The painting, which depicted President Jacob Zuma in a Lenin pose with his genitals exposed was, rated 16N (nudity).
Makhasi says some in the media were opportunistic.
“(They are distorting) the mandate of the board and (confusing) the public about what exactly our work is.
“With democracy the board’s mandate changed to focus on classification instead of censorship,” she said.
“With the process of classifying The Spear, I picked up so much paranoia driven by very clear sections of our population (but) I don’t want to go into the politics of that.”
“We were following a very clear process that is legislated and we can show proof that this process is supported by law and we have a right to operate in the space,” she added.
“We are not trying to favour anybody or scare anyone. We cannot have a situation where certain sections of the South African (population) want us to implement our mandate according to (their interests).”
But the former National Youth Commission head said she had almost forgotten about public pressure until The Spear saga. “If you know the NYC you would know that we were always making headlines for one reason or another no matter how hard we tried not to.
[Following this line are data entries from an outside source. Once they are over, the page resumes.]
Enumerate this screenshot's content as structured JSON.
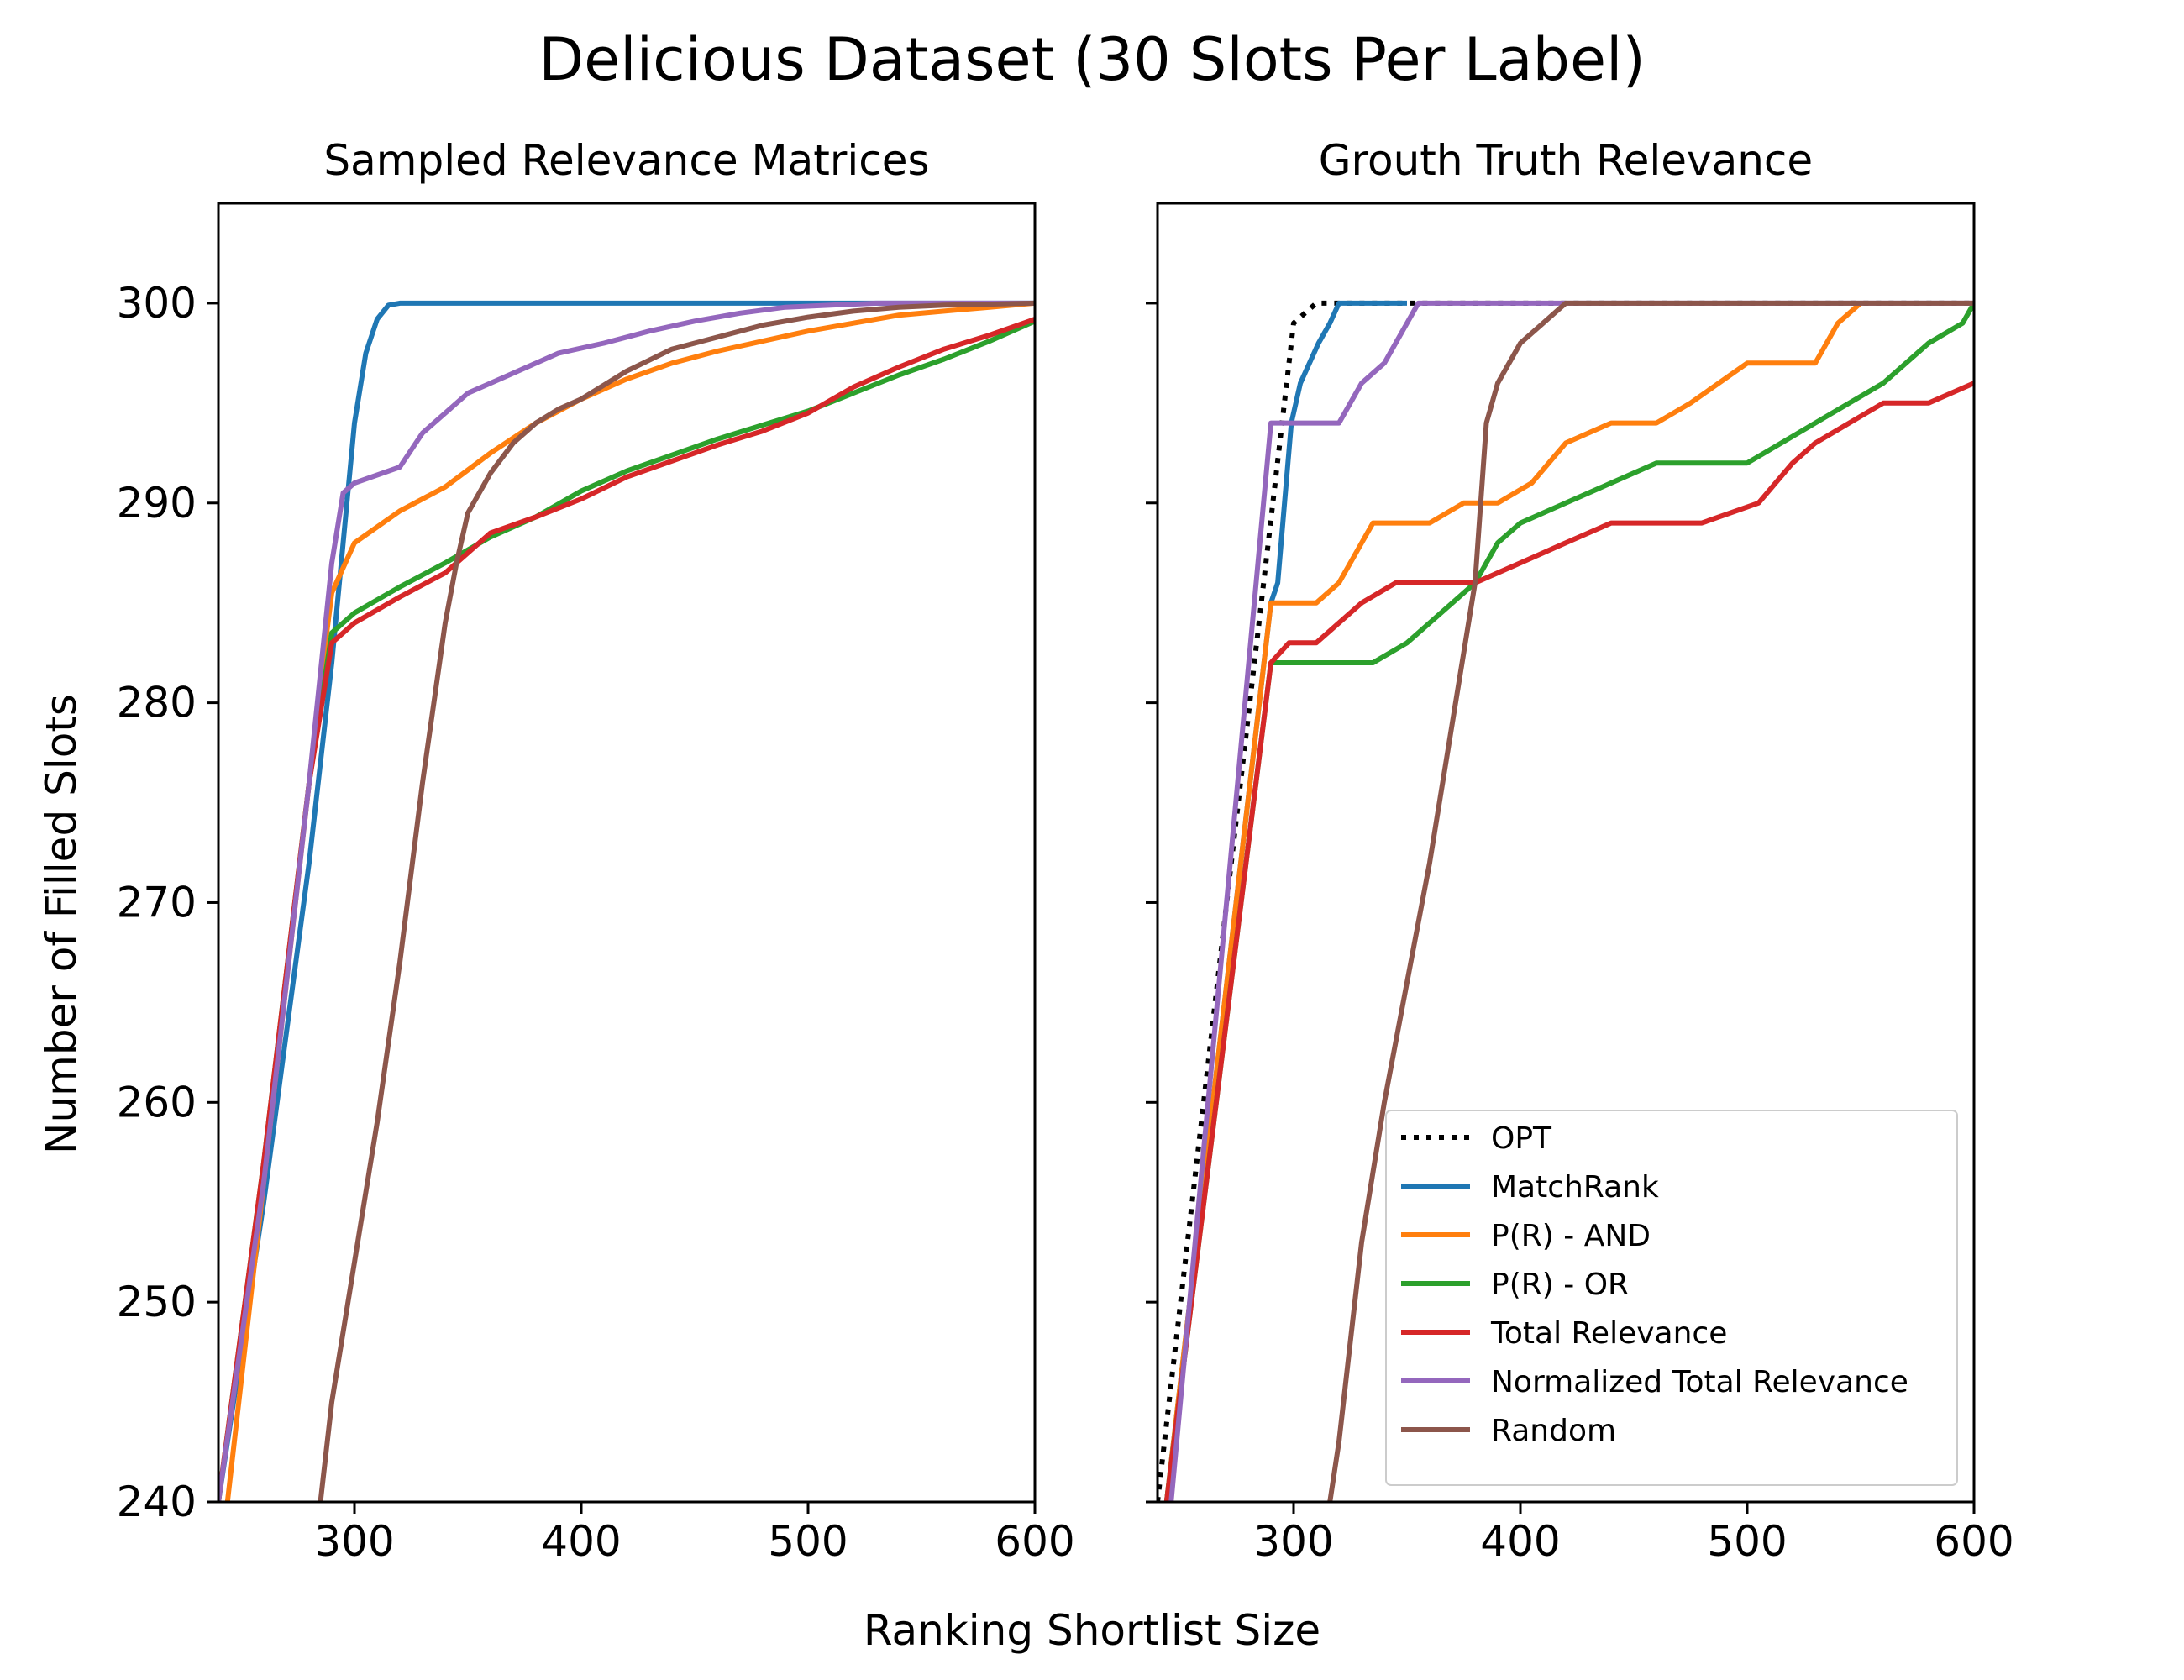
{
  "figure": {
    "suptitle": "Delicious Dataset (30 Slots Per Label)",
    "xlabel": "Ranking Shortlist Size",
    "ylabel": "Number of Filled Slots"
  },
  "colors": {
    "OPT": "#000000",
    "MatchRank": "#1f77b4",
    "P(R) - AND": "#ff7f0e",
    "P(R) - OR": "#2ca02c",
    "Total Relevance": "#d62728",
    "Normalized Total Relevance": "#9467bd",
    "Random": "#8c564b"
  },
  "chart_data": [
    {
      "type": "line",
      "title": "Sampled Relevance Matrices",
      "xlim": [
        240,
        600
      ],
      "ylim": [
        240,
        305
      ],
      "xticks": [
        300,
        400,
        500,
        600
      ],
      "yticks": [
        240,
        250,
        260,
        270,
        280,
        290,
        300
      ],
      "legend": "none",
      "series": [
        {
          "name": "MatchRank",
          "x": [
            240,
            260,
            280,
            290,
            295,
            300,
            305,
            310,
            315,
            320,
            600
          ],
          "y": [
            240,
            255,
            272,
            282,
            288,
            294,
            297.5,
            299.2,
            299.9,
            300,
            300
          ]
        },
        {
          "name": "P(R) - AND",
          "x": [
            244,
            260,
            280,
            285,
            290,
            300,
            320,
            340,
            360,
            380,
            400,
            420,
            440,
            460,
            480,
            500,
            520,
            540,
            560,
            580,
            600
          ],
          "y": [
            240,
            256,
            276,
            281,
            285.5,
            288,
            289.6,
            290.8,
            292.5,
            294,
            295.2,
            296.2,
            297,
            297.6,
            298.1,
            298.6,
            299,
            299.4,
            299.6,
            299.8,
            300
          ]
        },
        {
          "name": "P(R) - OR",
          "x": [
            240,
            260,
            280,
            290,
            300,
            320,
            340,
            360,
            380,
            400,
            420,
            440,
            460,
            480,
            500,
            520,
            540,
            560,
            580,
            600
          ],
          "y": [
            240,
            257,
            276,
            283.5,
            284.5,
            285.8,
            287,
            288.3,
            289.3,
            290.6,
            291.6,
            292.4,
            293.2,
            293.9,
            294.6,
            295.5,
            296.4,
            297.2,
            298.1,
            299.1
          ]
        },
        {
          "name": "Total Relevance",
          "x": [
            240,
            260,
            280,
            290,
            300,
            320,
            340,
            360,
            380,
            400,
            420,
            440,
            460,
            480,
            500,
            520,
            540,
            560,
            580,
            600
          ],
          "y": [
            240,
            257,
            276,
            283,
            284,
            285.3,
            286.5,
            288.5,
            289.3,
            290.2,
            291.3,
            292.1,
            292.9,
            293.6,
            294.5,
            295.8,
            296.8,
            297.7,
            298.4,
            299.2
          ]
        },
        {
          "name": "Normalized Total Relevance",
          "x": [
            240,
            260,
            280,
            290,
            295,
            300,
            320,
            330,
            340,
            350,
            370,
            390,
            410,
            430,
            450,
            470,
            490,
            510,
            530,
            560,
            600
          ],
          "y": [
            240,
            256,
            276,
            287,
            290.5,
            291,
            291.8,
            293.5,
            294.5,
            295.5,
            296.5,
            297.5,
            298,
            298.6,
            299.1,
            299.5,
            299.8,
            299.9,
            300,
            300,
            300
          ]
        },
        {
          "name": "Random",
          "x": [
            285,
            290,
            300,
            310,
            320,
            330,
            340,
            345,
            350,
            360,
            370,
            380,
            390,
            400,
            420,
            440,
            460,
            480,
            500,
            520,
            540,
            560,
            600
          ],
          "y": [
            240,
            245,
            252,
            259,
            267,
            276,
            284,
            287,
            289.5,
            291.5,
            293,
            294,
            294.7,
            295.2,
            296.6,
            297.7,
            298.3,
            298.9,
            299.3,
            299.6,
            299.8,
            299.9,
            300
          ]
        }
      ]
    },
    {
      "type": "line",
      "title": "Grouth Truth Relevance",
      "xlim": [
        240,
        600
      ],
      "ylim": [
        240,
        305
      ],
      "xticks": [
        300,
        400,
        500,
        600
      ],
      "yticks": [
        240,
        250,
        260,
        270,
        280,
        290,
        300
      ],
      "legend": "lower right",
      "series": [
        {
          "name": "OPT",
          "x": [
            240,
            300,
            310,
            600
          ],
          "y": [
            240,
            299,
            300,
            300
          ],
          "dash": "dotted"
        },
        {
          "name": "MatchRank",
          "x": [
            244,
            290,
            293,
            296,
            299,
            303,
            307,
            311,
            316,
            320,
            350
          ],
          "y": [
            240,
            285,
            286,
            290,
            294,
            296,
            297,
            298,
            299,
            300,
            300
          ]
        },
        {
          "name": "P(R) - AND",
          "x": [
            244,
            290,
            300,
            310,
            320,
            325,
            330,
            335,
            350,
            360,
            375,
            390,
            405,
            420,
            440,
            460,
            475,
            500,
            530,
            540,
            550
          ],
          "y": [
            240,
            285,
            285,
            285,
            286,
            287,
            288,
            289,
            289,
            289,
            290,
            290,
            291,
            293,
            294,
            294,
            295,
            297,
            297,
            299,
            300
          ]
        },
        {
          "name": "P(R) - OR",
          "x": [
            244,
            290,
            300,
            320,
            335,
            350,
            360,
            370,
            380,
            390,
            400,
            420,
            440,
            460,
            480,
            500,
            515,
            530,
            545,
            560,
            580,
            595,
            600
          ],
          "y": [
            240,
            282,
            282,
            282,
            282,
            283,
            284,
            285,
            286,
            288,
            289,
            290,
            291,
            292,
            292,
            292,
            293,
            294,
            295,
            296,
            298,
            299,
            300
          ]
        },
        {
          "name": "Total Relevance",
          "x": [
            244,
            290,
            298,
            310,
            320,
            330,
            345,
            360,
            380,
            400,
            420,
            440,
            460,
            480,
            505,
            520,
            530,
            545,
            560,
            580,
            600
          ],
          "y": [
            240,
            282,
            283,
            283,
            284,
            285,
            286,
            286,
            286,
            287,
            288,
            289,
            289,
            289,
            290,
            292,
            293,
            294,
            295,
            295,
            296
          ]
        },
        {
          "name": "Normalized Total Relevance",
          "x": [
            246,
            290,
            295,
            320,
            330,
            340,
            345,
            350,
            355,
            600
          ],
          "y": [
            240,
            294,
            294,
            294,
            296,
            297,
            298,
            299,
            300,
            300
          ]
        },
        {
          "name": "Random",
          "x": [
            316,
            320,
            330,
            340,
            350,
            360,
            370,
            380,
            385,
            390,
            400,
            410,
            420,
            425,
            600
          ],
          "y": [
            240,
            243,
            253,
            260,
            266,
            272,
            279,
            286,
            294,
            296,
            298,
            299,
            300,
            300,
            300
          ]
        }
      ]
    }
  ]
}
“What we basically do on the board is to regulate the creation, possession and distribution of film, games and certain publications.”
In the past year alone, the board has classified more than 7 000 films based on content.
“My understanding of censorship is that if you are given a movie to classify, you identify all the parts you don’t like and tell the producer to delete them,” she said.
“But with classification we look at the movie and all the classifiable elements such as language, violence, nudity, sex and prejudice. So we look at the movie with a view to understand what is the intensity of violence, sex, nudity and prejudice and we will advise.”
The biggest challenge facing the board, Makhasi said, was child pornography and distribution of content that has nuances of child porn.
She said the media keeps pushing the envelope by taking daring steps with putting out information that may contain some elements that are quite violent and sexual.
The board’s new strategy is to appoint monitors to look at content that is on television because there has been an increased number of complaints in relation to TV content.
“Our legislation does not give us any authority over television but we are working on a discussion paper calling for a single classification system.”
She said the board’s proposal will ensure that the guidelines that are used for home entertainment and cinema are applied to television.